Forum: Poser - OFFICIAL


Subject: Poser 2010 problems on Mac Lion install

muromedia opened this issue on Jul 17, 2011 · 104 posts


bagginsbill posted Tue, 26 July 2011 at 6:55 AM

Poser uses and installs a Flash player trusted configuration file. It worked before Lion. Perhaps it is still working. Perhaps not. 

(e.g. c:WINNTsystem32MacromedFlashFlashPlayerTrust)

(e.g. c:Documents and SettingsfredApplication DataMacromediaFlash Player#SecurityFlashPlayerTrust)

(e.g. /Library/Application Support/Macromedia/FlashPlayerTrust)

(e.g. /Users/fred/Library/Preferences/Macromedia/Flash Player/#Security/FlashPlayerTrust)

These locations are directories, not individual files. Any number of configuration files may be installed in each of these directories; Flash Player will read all files it finds in them. Configuration files may not be placed in subdirectories of FlashPlayerTrust; they must be placed directly in the FlashPlayerTrust directories. The individual configuration files may be given any name but, to avoid naming conflicts, installers should name their configuration files in some way that is specific to their product. The FlashPlayerTrust directories will not necessarily exist on any given system, so installers may need to create them.

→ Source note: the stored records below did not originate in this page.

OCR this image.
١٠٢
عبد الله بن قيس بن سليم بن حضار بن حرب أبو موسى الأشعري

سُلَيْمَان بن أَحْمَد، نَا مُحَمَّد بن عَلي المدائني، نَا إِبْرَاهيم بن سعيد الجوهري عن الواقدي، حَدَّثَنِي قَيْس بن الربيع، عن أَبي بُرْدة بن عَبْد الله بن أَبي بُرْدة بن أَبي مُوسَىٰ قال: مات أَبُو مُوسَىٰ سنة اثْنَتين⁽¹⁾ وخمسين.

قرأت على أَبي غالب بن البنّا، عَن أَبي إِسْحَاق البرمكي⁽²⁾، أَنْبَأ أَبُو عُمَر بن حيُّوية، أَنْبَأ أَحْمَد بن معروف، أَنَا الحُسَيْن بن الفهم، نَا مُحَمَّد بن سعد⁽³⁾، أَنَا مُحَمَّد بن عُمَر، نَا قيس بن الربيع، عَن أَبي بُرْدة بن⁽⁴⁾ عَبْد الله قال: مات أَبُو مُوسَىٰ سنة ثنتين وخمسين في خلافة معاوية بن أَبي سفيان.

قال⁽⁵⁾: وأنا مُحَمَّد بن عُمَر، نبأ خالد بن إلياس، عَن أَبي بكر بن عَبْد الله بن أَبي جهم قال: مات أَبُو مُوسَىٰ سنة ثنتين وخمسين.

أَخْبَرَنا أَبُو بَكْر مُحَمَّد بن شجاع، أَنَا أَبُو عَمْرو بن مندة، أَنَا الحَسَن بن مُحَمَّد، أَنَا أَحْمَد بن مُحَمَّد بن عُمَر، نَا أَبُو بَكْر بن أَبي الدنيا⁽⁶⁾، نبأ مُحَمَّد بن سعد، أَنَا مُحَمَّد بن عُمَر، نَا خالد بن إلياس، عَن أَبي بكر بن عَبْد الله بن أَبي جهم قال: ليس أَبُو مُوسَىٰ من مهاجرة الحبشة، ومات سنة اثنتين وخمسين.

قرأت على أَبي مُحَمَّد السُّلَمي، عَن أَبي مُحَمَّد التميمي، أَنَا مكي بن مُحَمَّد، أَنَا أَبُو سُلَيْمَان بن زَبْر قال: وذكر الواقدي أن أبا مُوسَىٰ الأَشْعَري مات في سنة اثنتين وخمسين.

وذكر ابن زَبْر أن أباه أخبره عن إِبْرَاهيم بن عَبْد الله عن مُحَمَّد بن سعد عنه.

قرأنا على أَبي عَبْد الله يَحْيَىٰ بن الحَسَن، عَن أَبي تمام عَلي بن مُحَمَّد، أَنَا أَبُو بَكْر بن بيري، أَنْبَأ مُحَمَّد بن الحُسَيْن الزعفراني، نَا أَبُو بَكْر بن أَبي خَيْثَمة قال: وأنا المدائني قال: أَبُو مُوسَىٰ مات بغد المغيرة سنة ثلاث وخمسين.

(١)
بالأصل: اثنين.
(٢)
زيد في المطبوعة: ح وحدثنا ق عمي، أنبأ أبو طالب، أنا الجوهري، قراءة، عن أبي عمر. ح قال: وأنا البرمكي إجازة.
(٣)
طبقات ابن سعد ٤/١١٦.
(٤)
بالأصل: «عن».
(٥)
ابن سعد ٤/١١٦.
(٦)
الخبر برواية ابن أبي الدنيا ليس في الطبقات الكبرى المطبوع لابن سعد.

The syntax of these files is simple: They contain any number of local paths, one per line. Whitespace and blank lines are allowed. Comments can be included with the # character; these comments go to the end of a line. Quotes are unnecessary (and will cause problems) for paths that contain spaces.

These files contain filesystem paths, which on some users' computers may include non-ASCII characters, so the text encoding used in FlashPlayerTrust files is significant. Flash Player will look for Unicode byte-order mark characters at the beginnings of these files, and will recognize UTF-8 and UTF-16 byte order marks, treating the rest of the file as UTF-8 or UTF-16 accordingly. (Windows Notepad and Mac TextEdit, for example, can write Unicode text files containing these byte-order mark characters; many other text editors can as well.) If Flash Player does not find a byte-order mark character at the beginning of a FlashPlayerTrust file, it will interpret the file using the current "codepage" (default local encoding) of the computer.